Unterhalb des Flugzeugfensters breitete sich eine dunkelgraue Wolkensuppe aus, wir hatten mit dem Sinken begonnen, steuerten auf Kulussuk zu, als eine knackende, schlecht verständliche Lautsprecherdurchsage des Kapitäns verkündete, daß die Sicht zu schlecht sei und die Maschine abdrehen würde, wieder Island ansteuern. Murrende Ratlosigkeit ergriff den Passagierraum, der nur etwa dreißig Personen faßte. Die angespannte Stewardess fragte mich, ob dies unser erster Versuch sei, nach Kulussuk zu gelangen, was ich bejahte. Ein Strahlen huschte über ihr Gesicht. Ach, wie gut, na ja, andere probierten es sechs, sieben Mal – pro Tag hoben maximal zwei Maschinen ab nach Ostgrönland, stünden uns derart viele Fehlschläge bevor, würde sich das achttägige Trekking rasch erledigt haben… Um das sich anschließend abspielende Chaos zu verkürzen: es kam zu etlichen weiteren Flugstreichungen, zum einen des Orkans wegen, der wütete, zum anderen aufgrund fehlerhafter Propeller, was mir schlimmer wog, vermag ich nicht zu sagen, unfreiwillige Nächte in Reykjavík und Besichtigungen etlicher touristischer Attraktionen wurden erduldet, Lava Show, Maritimes Museum, Wal Museum, alter Hafen, Harpa Konzerthaus inklusive Kinofilmchen in 4D (wackelnde Stühle, wenn sich Erdbeben zeigten am Bildschirm, heiße Luftgebläse, wenn es visuell ins Erdinnere ging, etc.), der Hügel mit dem Häuschen voller Stockfisch, die Fußgängerzone mit der Regenbogenstraße, die brutalistische Kirche samt Turmbesteigung, eine Bootsfahrt hinaus aufs Meer zum Beobachten von Seevögeln und Buckelwalen, meine Güte, was hatten wir die Nase voll von Reykjavík! Man hätte sich fast ein Tattoo stechen lassen mögen vor Langeweile und Klischee…

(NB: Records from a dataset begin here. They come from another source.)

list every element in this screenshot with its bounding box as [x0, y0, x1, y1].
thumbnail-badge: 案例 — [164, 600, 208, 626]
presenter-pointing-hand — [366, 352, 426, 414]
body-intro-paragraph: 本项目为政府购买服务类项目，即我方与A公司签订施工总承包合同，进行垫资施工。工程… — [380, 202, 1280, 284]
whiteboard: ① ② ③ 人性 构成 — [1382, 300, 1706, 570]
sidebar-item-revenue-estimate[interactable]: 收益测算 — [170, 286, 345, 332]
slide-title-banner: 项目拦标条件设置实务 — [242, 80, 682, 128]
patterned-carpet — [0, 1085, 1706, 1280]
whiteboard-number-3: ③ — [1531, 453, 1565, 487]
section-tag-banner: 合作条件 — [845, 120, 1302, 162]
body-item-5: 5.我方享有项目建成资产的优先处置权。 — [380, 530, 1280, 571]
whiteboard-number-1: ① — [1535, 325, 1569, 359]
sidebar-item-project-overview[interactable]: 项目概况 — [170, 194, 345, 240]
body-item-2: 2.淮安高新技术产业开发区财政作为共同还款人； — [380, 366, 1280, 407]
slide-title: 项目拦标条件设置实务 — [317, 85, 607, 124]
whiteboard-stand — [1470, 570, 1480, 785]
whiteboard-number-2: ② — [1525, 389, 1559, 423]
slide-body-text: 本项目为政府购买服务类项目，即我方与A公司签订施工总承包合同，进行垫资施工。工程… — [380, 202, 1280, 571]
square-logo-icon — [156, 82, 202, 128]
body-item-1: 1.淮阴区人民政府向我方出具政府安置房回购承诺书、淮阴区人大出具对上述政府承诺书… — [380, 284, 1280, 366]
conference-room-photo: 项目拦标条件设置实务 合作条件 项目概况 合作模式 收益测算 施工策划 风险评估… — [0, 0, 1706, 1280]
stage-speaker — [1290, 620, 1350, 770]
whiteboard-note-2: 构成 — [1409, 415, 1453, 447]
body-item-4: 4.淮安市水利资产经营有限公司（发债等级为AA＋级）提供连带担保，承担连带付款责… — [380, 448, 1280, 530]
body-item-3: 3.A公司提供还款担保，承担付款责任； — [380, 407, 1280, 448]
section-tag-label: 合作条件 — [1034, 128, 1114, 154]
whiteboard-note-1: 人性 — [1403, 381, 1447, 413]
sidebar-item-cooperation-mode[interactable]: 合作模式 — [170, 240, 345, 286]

Als meine Füße endlich grönländischen Boden betraten, waren es Schritte in eine Heimat. Wie ich es damals bereits im Westen empfunden hatte (vgl. Beiträge 9 und 10), entströmte diesem Flecken Erde eine uralte Ruhe, die mystisch und weise, unaufgeregt über allem liegt. Es war mir definitiv ein nicht aufzuwiegendes Privileg, vier, fünf volle Tage durch eine Natur zu schreiten, die nicht verdorben ist von menschlicher Bebauung, durch Funk- und Strommasten, Müll, Hinterlassenschaften. Es gab nichts, nichts!, als die schroff aufragenden Bergzacken, an den Spitzen schneebedeckt, nichts als Tümpel, Weiher, Pfützen, Gestein, dickste Polster aus Moos, Flechten, verzwergter Vegetation, teils bereits in Herbstfarben, nichts als Millionen schwarzblauer Krähenbeeren, schmatzenden, saugenden Untergrundes, in den man tief einsank, nichts als Klippen, Fjorde, schmale Meereszungen, pinke Weidenröschen, duftenden arktischen Thymian, heiter violette Glockenblumen, flauschige Wollgräser, nichts als treibende Eisberge, intensiven Sonnenschein, rauschende milchig-jadegrüne Flüsse, nichts als Gänse und Möwen und Eistaucher, ein paar Mücken, nichts nichts nichts anderes als unberührte Landschaft, ausgefegt, der Menschheit entledigt, nichts als das eigene Gehen und Sein, Aufsteigen, Absteigen, Hüpfen von Flechtenbuckel zu Flechtenbuckel, der sich unter dem eigenen Gewicht zusammendrückte wie ein stattlicher Schwamm, nichts als Matsch und Geröll, sanftes Geplauder in der Gruppe, Lachen, Unbeschwertheit, Miteinander, und Grönland war so umfassend pur und autark, unverletzt, daß man das Menschsein vergaß und verschmolz und endlich das werden durfte, was man im innersten Kern war: Natur.